I keep reading about experienced sailors dying close to shore. Not in the middle of the Pacific, not after months at sea — but within sight of land. And each time, something stirs uneasily inside me.
Because I once sailed four thousand kilometres there and back to Nauru. And I had no experience. None. No yachtmaster’s ticket, no decades at the helm. Just a call, a cause, and an instinct that said: go.
I wasn’t alone, though — I joined experienced skippers and crew who knew the sea far better than I did. My leap was into their world, not a solo crossing.
At the time, it felt like courage, or maybe necessity. Looking back now, it feels different. It feels like standing on the edge of a cliff without knowing if the parachute on my back would open. I tremble at the thought. I used Astrology for both my horoscope and the horoscope of the Flotillas of Hope to justify the decision to send the Call to Action to Nauru. To justify my, now in retrospect – my need, to stretch my ‘being’.
But here’s the truth: trembling in hindsight is not the same as folly at the time. What we see later is always coloured by what we know now. Back then, I lived as I always have — by leaps. Leaps into the unknown, trusting that my Guardian Angel working behind the scenes of life would catch me.
Others trained, charted, prepared. I leapt. And somehow, I survived. Not because I was wise, not because I was skilled, but because something — call it fate, protection, or really that Angel — carried me through.

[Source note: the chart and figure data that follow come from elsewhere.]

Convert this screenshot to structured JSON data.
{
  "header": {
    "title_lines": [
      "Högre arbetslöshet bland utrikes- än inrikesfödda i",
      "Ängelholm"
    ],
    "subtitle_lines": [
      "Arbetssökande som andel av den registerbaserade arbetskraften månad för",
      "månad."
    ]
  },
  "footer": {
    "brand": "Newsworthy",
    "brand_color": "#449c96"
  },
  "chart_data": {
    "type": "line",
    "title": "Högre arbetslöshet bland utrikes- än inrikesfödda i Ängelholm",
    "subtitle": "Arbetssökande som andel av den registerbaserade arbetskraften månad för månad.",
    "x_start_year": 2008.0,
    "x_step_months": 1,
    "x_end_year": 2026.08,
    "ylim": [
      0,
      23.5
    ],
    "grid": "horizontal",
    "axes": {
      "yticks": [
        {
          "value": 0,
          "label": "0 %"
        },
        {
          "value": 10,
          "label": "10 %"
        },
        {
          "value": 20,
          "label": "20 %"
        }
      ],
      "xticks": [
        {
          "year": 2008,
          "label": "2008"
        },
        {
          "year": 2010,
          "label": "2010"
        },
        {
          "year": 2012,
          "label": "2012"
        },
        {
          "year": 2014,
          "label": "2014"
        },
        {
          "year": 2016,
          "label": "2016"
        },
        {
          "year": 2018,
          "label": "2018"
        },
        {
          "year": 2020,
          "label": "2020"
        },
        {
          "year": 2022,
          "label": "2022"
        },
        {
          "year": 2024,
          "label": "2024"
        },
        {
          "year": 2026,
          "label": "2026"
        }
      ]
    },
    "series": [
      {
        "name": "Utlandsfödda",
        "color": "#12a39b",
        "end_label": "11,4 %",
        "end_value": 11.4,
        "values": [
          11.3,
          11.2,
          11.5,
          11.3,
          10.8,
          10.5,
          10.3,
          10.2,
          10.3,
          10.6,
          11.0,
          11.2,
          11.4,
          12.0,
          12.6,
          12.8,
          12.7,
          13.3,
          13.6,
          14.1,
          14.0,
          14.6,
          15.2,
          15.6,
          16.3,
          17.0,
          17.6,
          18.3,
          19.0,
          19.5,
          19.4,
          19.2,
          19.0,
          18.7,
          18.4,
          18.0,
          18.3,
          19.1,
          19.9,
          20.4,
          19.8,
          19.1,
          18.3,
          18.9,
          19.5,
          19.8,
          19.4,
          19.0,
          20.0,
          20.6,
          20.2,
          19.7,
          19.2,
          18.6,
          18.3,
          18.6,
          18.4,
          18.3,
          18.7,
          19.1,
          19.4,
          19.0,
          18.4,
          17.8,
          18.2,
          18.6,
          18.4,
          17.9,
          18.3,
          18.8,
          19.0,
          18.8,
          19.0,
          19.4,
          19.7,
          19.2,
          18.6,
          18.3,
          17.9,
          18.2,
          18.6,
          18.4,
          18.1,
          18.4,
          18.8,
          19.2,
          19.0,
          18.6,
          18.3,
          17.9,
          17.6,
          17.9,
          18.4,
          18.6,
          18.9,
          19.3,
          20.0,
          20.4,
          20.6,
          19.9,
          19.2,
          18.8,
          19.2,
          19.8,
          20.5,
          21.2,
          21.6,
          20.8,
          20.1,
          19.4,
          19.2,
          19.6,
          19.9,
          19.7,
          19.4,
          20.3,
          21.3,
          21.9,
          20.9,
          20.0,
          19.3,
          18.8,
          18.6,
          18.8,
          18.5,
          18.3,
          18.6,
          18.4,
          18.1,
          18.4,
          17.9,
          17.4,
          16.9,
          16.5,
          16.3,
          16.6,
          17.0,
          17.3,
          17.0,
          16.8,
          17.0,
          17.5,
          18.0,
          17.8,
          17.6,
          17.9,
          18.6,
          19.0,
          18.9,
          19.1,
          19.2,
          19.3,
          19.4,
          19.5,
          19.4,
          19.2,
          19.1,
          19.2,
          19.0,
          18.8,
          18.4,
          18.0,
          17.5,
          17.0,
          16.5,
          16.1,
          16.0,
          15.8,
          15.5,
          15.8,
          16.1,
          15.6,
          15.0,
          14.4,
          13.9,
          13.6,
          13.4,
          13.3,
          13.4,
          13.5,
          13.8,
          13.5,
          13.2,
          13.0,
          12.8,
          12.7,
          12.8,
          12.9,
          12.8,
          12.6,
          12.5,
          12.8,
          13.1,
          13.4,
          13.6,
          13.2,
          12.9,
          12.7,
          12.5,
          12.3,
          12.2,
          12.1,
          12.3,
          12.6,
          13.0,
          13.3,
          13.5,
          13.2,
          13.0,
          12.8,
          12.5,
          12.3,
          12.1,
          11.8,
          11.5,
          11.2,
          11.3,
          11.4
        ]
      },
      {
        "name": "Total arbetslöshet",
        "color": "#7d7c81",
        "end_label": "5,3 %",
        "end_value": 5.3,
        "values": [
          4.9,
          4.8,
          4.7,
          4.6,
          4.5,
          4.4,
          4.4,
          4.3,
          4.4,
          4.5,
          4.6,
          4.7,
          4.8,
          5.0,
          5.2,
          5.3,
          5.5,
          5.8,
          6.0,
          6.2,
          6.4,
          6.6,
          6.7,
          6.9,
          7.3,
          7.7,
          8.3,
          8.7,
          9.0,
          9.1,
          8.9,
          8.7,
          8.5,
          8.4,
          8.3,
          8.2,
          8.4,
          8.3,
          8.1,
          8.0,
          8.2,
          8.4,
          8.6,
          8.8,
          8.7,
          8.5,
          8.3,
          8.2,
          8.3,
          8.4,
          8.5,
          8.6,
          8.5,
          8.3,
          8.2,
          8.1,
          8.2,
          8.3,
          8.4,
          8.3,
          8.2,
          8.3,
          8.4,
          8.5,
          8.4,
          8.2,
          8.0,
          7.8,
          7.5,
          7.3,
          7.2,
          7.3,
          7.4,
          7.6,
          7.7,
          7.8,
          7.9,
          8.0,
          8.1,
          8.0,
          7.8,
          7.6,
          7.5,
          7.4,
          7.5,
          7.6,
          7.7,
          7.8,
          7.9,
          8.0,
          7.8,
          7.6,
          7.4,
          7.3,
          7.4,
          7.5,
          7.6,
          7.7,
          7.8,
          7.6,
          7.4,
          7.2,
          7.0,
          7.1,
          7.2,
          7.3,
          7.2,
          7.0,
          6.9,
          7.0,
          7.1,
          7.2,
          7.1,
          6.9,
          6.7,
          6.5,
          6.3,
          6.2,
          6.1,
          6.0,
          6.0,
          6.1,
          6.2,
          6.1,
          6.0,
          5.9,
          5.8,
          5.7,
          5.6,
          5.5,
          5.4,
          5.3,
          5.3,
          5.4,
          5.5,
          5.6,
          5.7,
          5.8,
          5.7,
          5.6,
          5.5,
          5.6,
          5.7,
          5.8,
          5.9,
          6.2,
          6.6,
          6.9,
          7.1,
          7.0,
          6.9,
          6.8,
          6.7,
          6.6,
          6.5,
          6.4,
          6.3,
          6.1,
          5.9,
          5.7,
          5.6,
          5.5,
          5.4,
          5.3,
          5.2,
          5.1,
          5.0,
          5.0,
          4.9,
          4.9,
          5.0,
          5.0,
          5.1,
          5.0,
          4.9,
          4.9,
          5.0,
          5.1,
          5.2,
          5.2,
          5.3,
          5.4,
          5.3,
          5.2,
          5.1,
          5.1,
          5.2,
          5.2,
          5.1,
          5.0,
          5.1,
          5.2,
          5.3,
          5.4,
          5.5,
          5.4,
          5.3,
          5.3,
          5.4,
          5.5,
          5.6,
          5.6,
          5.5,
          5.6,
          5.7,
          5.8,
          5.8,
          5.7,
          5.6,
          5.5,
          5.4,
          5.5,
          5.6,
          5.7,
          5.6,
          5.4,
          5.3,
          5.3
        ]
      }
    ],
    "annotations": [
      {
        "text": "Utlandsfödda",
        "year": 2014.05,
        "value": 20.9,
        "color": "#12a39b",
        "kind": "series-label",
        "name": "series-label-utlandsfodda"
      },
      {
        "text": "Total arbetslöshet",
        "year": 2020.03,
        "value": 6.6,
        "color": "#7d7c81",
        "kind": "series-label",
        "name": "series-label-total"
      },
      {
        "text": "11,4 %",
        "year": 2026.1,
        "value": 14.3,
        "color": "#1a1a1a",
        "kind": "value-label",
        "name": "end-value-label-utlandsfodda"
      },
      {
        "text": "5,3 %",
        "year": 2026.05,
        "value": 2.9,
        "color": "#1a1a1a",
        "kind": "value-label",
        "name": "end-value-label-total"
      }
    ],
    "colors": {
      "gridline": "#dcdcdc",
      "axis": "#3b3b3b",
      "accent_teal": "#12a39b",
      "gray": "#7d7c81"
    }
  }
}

Now, when I hear of sailors lost near shore, my heart aches. It reminds me that the sea has no favourites, and that my survival was never guaranteed. It humbles me. It makes me bow my head, not boast.
But it also tells me something else: my life has always been this way. Not straight, not cautious, but here, there and anywhere. Risk and recovery, fall and renewal. And even the trembling I feel now is part of the me that survived — the deepening that comes after the leap.